訳語は「make everyone’s story engage」。こちらは一転してけっこうな直訳調になってしまっています。

英語では「make○○do~」と書くことで、「○○に~をさせる」という使役の形になります。「engage」は「噛み合う」という意味。ここでは「make everyone’s story(使役の対象) engage(対象にさせる行動)」という構成なので、「全員の話を噛み合わせる」という意味合いになっています。

ところが「engage」が言うところの「噛み合う」は、歯車などの機械部品が噛み合うという意味。それぞれの語るストーリーが歯車のように噛み合う、と言う風な表現はできなくもないかもしれませんが、もっとしっくり来る表現があるはず。

まずは「話が噛み合う」という比喩で何を伝えようとしているのか、それを確認するのが先決になるでしょう。

この例文だと、バーチャルリアリティというものについての認識や理解を共有することで、お互い同じ土俵で話ができるようにする、という意味だと解釈できます。

出典ページの対訳文と解説も参考にしてみましょう。対訳では「be on the same wavelength」というイディオムで表現されています。

「wavelength」とは「波長」の意味。日本語でも「波長が合う」と言うように、「互いに共通項があり、わかりあえている」と言いたい時の比喩表現として使われます。このほか「be on the same page」も同じ意味になると解説されています。

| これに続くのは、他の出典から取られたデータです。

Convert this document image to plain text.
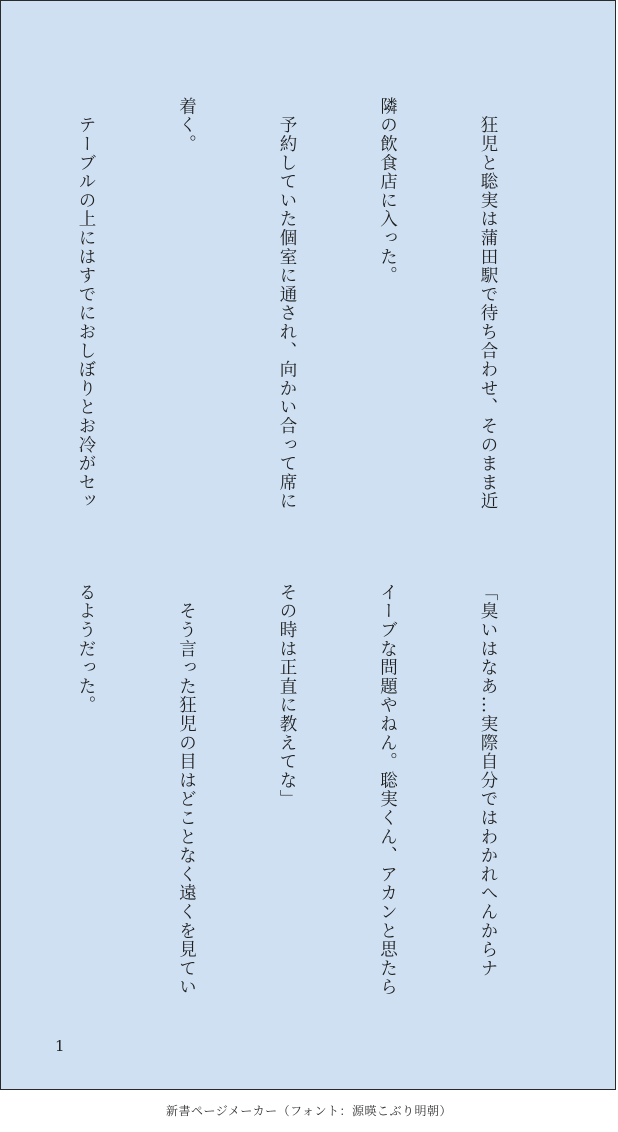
　狂児と聡実は蒲田駅で待ち合わせ、そのまま近

隣の飲食店に入った。

　予約していた個室に通され、向かい合って席に

着く。

　テーブルの上にはすでにおしぼりとお冷がセッ

「臭いはなあ…実際自分ではわかれへんからナ

イーブな問題やねん。聡実くん、アカンと思たら

その時は正直に教えてな」

　そう言った狂児の目はどことなく遠くを見てい

るようだった。

1
新書ページメーカー（フォント：源暎こぶり明朝）
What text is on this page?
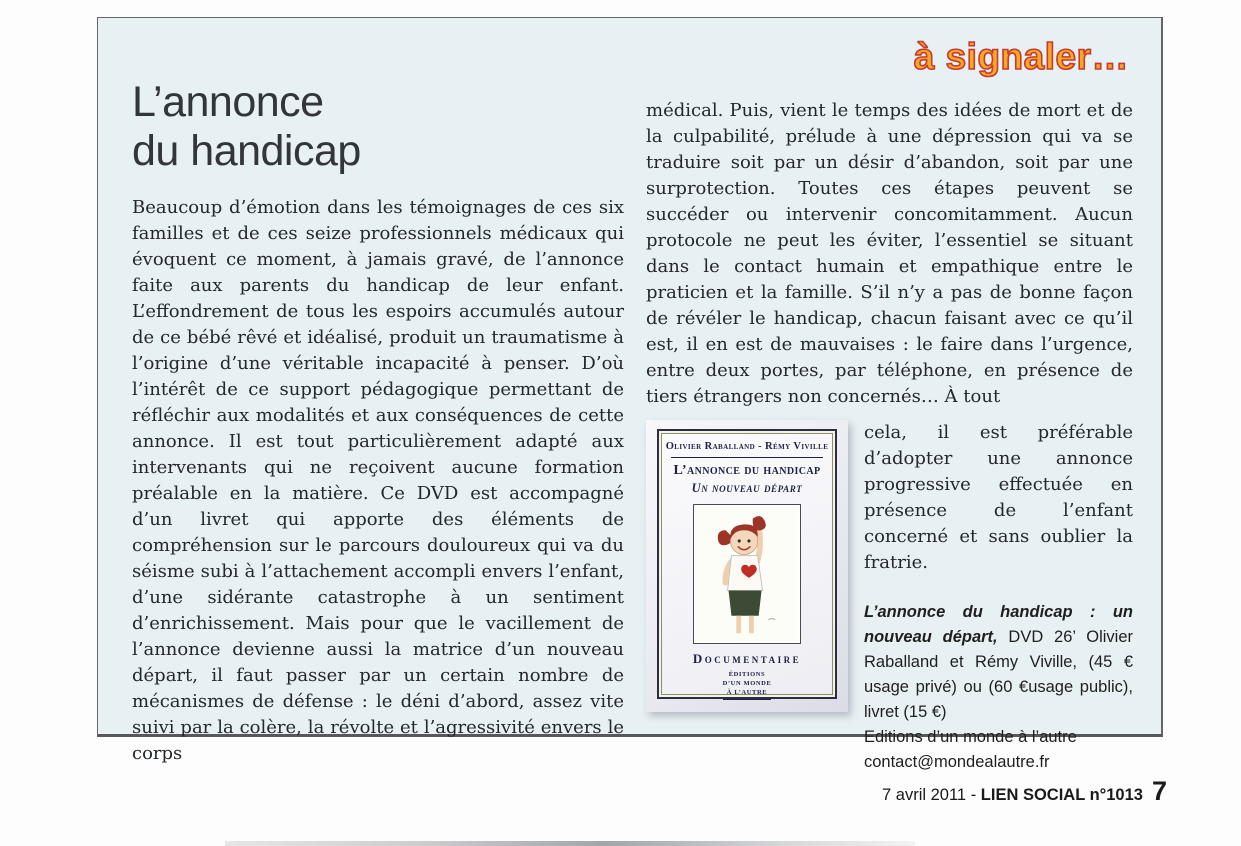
L’annonce
du handicap

Beaucoup d’émotion dans les témoignages de ces six familles et de ces seize professionnels médicaux qui évoquent ce moment, à jamais gravé, de l’annonce faite aux parents du handicap de leur enfant. L’effondrement de tous les espoirs accumulés autour de ce bébé rêvé et idéalisé, produit un traumatisme à l’origine d’une véritable incapacité à penser. D’où l’intérêt de ce support pédagogique permettant de réfléchir aux modalités et aux conséquences de cette annonce. Il est tout particulièrement adapté aux intervenants qui ne reçoivent aucune formation préalable en la matière. Ce DVD est accompagné d’un livret qui apporte des éléments de compréhension sur le parcours douloureux qui va du séisme subi à l’attachement accompli envers l’enfant, d’une sidérante catastrophe à un sentiment d’enrichissement. Mais pour que le vacillement de l’annonce devienne aussi la matrice d’un nouveau départ, il faut passer par un certain nombre de mécanismes de défense : le déni d’abord, assez vite suivi par la colère, la révolte et l’agressivité envers le corps

à signaler…

médical. Puis, vient le temps des idées de mort et de la culpabilité, prélude à une dépression qui va se traduire soit par un désir d’abandon, soit par une surprotection. Toutes ces étapes peuvent se succéder ou intervenir concomitamment. Aucun protocole ne peut les éviter, l’essentiel se situant dans le contact humain et empathique entre le praticien et la famille. S’il n’y a pas de bonne façon de révéler le handicap, chacun faisant avec ce qu’il est, il en est de mauvaises : le faire dans l’urgence, entre deux portes, par téléphone, en présence de tiers étrangers non concernés… À tout

Olivier Raballand - Rémy Viville
L’annonce du handicap
Un nouveau départ
Documentaire
ÉDITIONS
D’UN MONDE
À L’AUTRE

cela, il est préférable d’adopter une annonce progressive effectuée en présence de l’enfant concerné et sans oublier la fratrie.

L’annonce du handicap : un nouveau départ, DVD 26’ Olivier Raballand et Rémy Viville, (45 € usage privé) ou (60 €usage public), livret (15 €)

Editions d’un monde à l’autre

contact@mondealautre.fr

7 avril 2011 - LIEN SOCIAL n°1013 7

これらのイディオムは英語の比喩です。日本語で言う「話が噛み合う」という表現をGoogle翻訳にかけ、英語のこの比喩を引き出すことはまだ無理な話でしょう

では、この旨の英文を出力させるにはどうすればいいのでしょう?
考えられる手はストレートな表現に書き換えることです。原文をシンプルでストレートにすれば、比喩はなくとも意味の分かる訳文ができあがります。

よってここは「共通理解を作る」と書き換えてみましょう。すると「create a common understanding」という訳文ができあがり、面白みはなくとも意味は伝わる文章になります。

ちなみに、英語の「be on the same wavelength」を出したいときはどうしたらいいでしょう?

残念ながら、これは直訳させて出すほかありません。一例として「同じ波長上に私たちを置くことが重要ですね」と入力すれば「It is important to place us on the same wavelength」という訳語に。「be」ではありませんが、「place」は「~という状態にする」という意味の動詞なので、問題なく伝わるはず。

上記を踏まえて、ちゃんと伝わる訳語が出力される例文は、以下のようになるでしょうか。

でも、私たちが夢中になりすぎる前に、バーチャルリアリティとはいったい何なのかを理解し、共通理解を作ることが重要ですね。